「転職すべきか」それとも「いまの会社にとどまるべきか」悩んでいませんか?
新卒入社でも転職前提で会社選びをすることが増えているこのご時世。多くの人が、自分らしい働き方やライフステージに合った働き方を希望しています。
今回は、20代~40代のリアルな「転職に関する悩み」と、「転職すべきかどうかの正しい判断」について考えていきましょう。
【ライタープロフィール】
高原朋美(たかはら・ともみ)
株式会社インフィニティ 代表取締役。大学卒業後、インテリジェンス(現パーソルキャリア)入社。転職支援キャリアコンサルタントMgr、人事部採用担当、日本最大級のジョブカフェ受託事業責任者の経験を経てフリーランスとして独立(2024年 株式会社インフィニティ設立)。キャリア支援実績延べ1万人、法人/個人向けに年間200回以上のキャリアセミナー・講演・コンサル事業を手掛ける。 社会人向けキャリアコーチングサービス「CAREER STAGE」の監修・キャリアコーチ向けスーパーバイザー担当。
年齢とともに「転職を迷う原因」は変化する
年齢によって「転職に対する考え方」や「転職に迷う理由」は変化します。なぜなら、仕事選びと人生は密接しているからです。
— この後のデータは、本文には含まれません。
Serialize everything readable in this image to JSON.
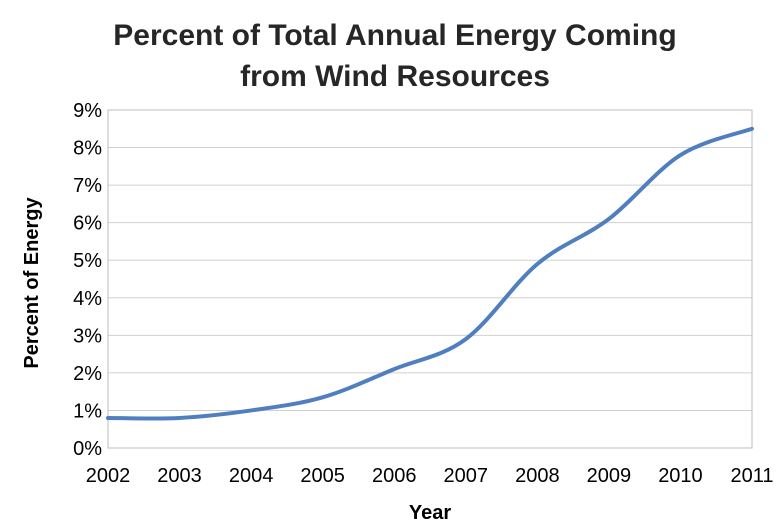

特にライフイベントの多い20~40代までは、各年代によって「転職に関する悩み」が違います。年代ごとのリアルな悩みを見てみましょう。
20代:理想と現実のギャップに悩む時期
20代は仕事を始めたばかりなので、日々新しい経験を積みながら「自己成長」や「挑戦」を求める時期です。一般的に、理想と現実のギャップに悩みやすい傾向があります。
- 描いていた理想と現実にギャップがある。やりたいことができていない。会社、上司、仕事に対する不満が多い。仕事が辛い。(25歳)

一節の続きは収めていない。